Será necessária uma aposta forte na educação do consumidor para um comportamento de consumo consciente, sabendo de antemão que a simples descartabilidade das roupas (fast-fashion) agrava esse desafio. Compete ao consumidor exigir e gerar um movimento de combate ao desperdício têxtil, e à marca assegurar a medição de impacto ambiental, económico e social no fluxo têxtil, assim como promover a visibilidade destes impactos na comunidade de forma inovadora e educativa.
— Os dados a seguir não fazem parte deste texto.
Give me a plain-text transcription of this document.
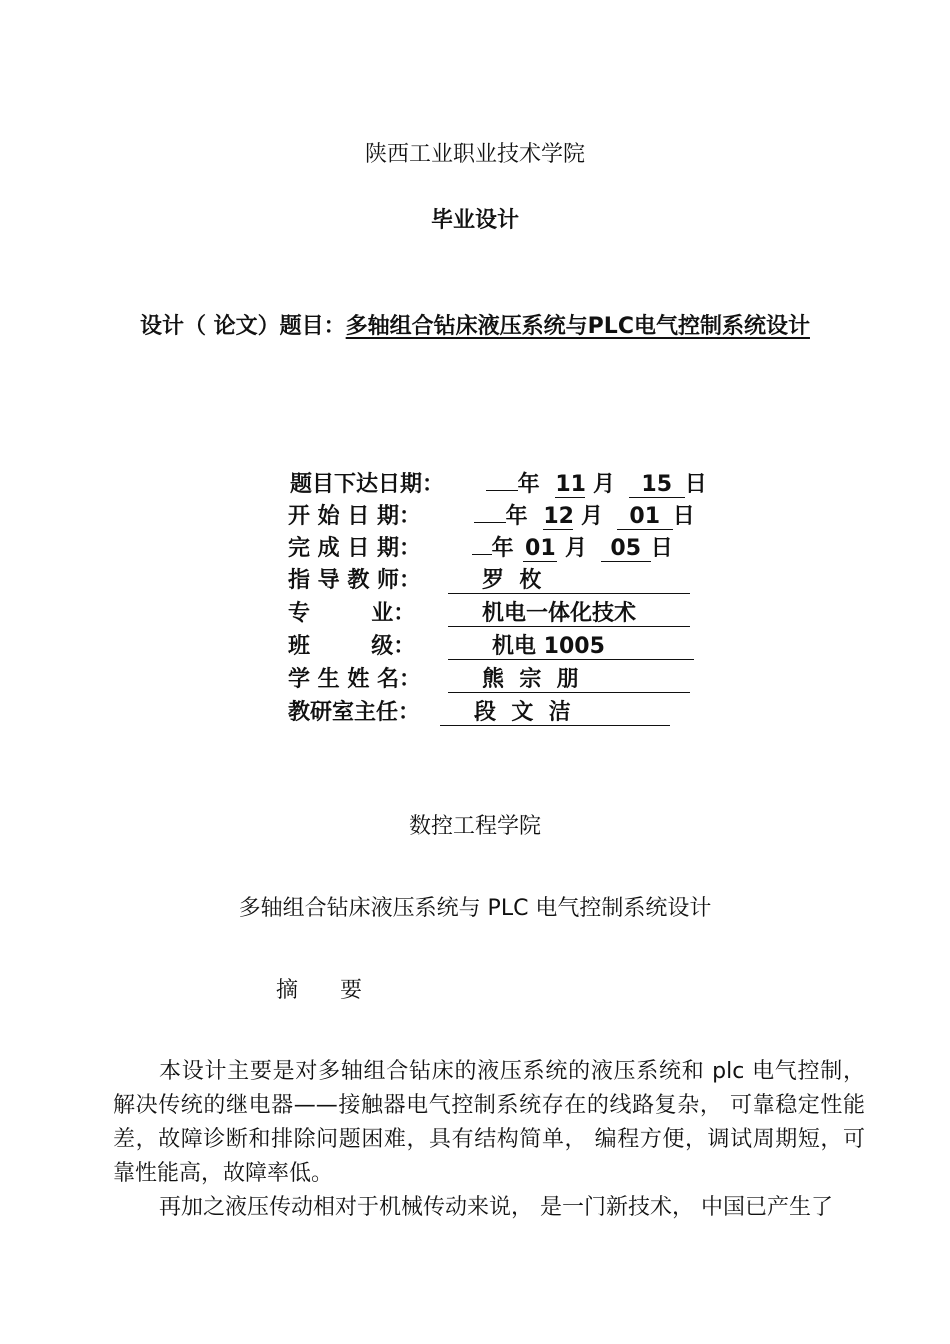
陕西工业职业技术学院
毕业设计
设计（ 论文）题目：多轴组合钻床液压系统与PLC电气控制系统设计
题目下达日期：	年 11 月 15 日
开 始 日 期：	年 12 月 01 日
完 成 日 期：	年 01 月 05 日
指 导 教 师：	罗  枚
专        业：	机电一体化技术
班        级：	机电 1005
学 生 姓 名：	熊  宗  朋
教研室主任： 段  文  洁
数控工程学院
多轴组合钻床液压系统与 PLC 电气控制系统设计
摘      要
本设计主要是对多轴组合钻床的液压系统的液压系统和 plc 电气控制，解决传统的继电器——接触器电气控制系统存在的线路复杂， 可靠稳定性能差，故障诊断和排除问题困难，具有结构简单， 编程方便，调试周期短，可靠性能高，故障率低。
再加之液压传动相对于机械传动来说， 是一门新技术， 中国已产生了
A introdução de técnicas de AI (Artificial Intelegence) para otimização de consumos de matérias-primas e campanhas próximas do consumidor para a devolução das peças (com incentivo para novas compras) de forma a controlar o desperdício que pode ser integrado novamente no circuito sob novas formas, nomeadamente, através da criação de sub-marcas para a venda dos seus produtos de upcycling mantendo a imagem e política do seu produto core. Preservar o padrão de vida e, em simultâneo, acompanhar o crescimento tecnológico sem prejudicar os recursos naturais, torna-se um grande desafio para a humanidade.

 

A Scoop foi responsável pela produção da coleção de upcycling da Tommy Hilfiger, feita com as próprias sobras dos tecidos da marca. Em contexto surgiu esta iniciativa? Quais foram as principais aprendizagens deste processo? Tencionam aplicar as metodologias de upcycling e reutilização noutras produções?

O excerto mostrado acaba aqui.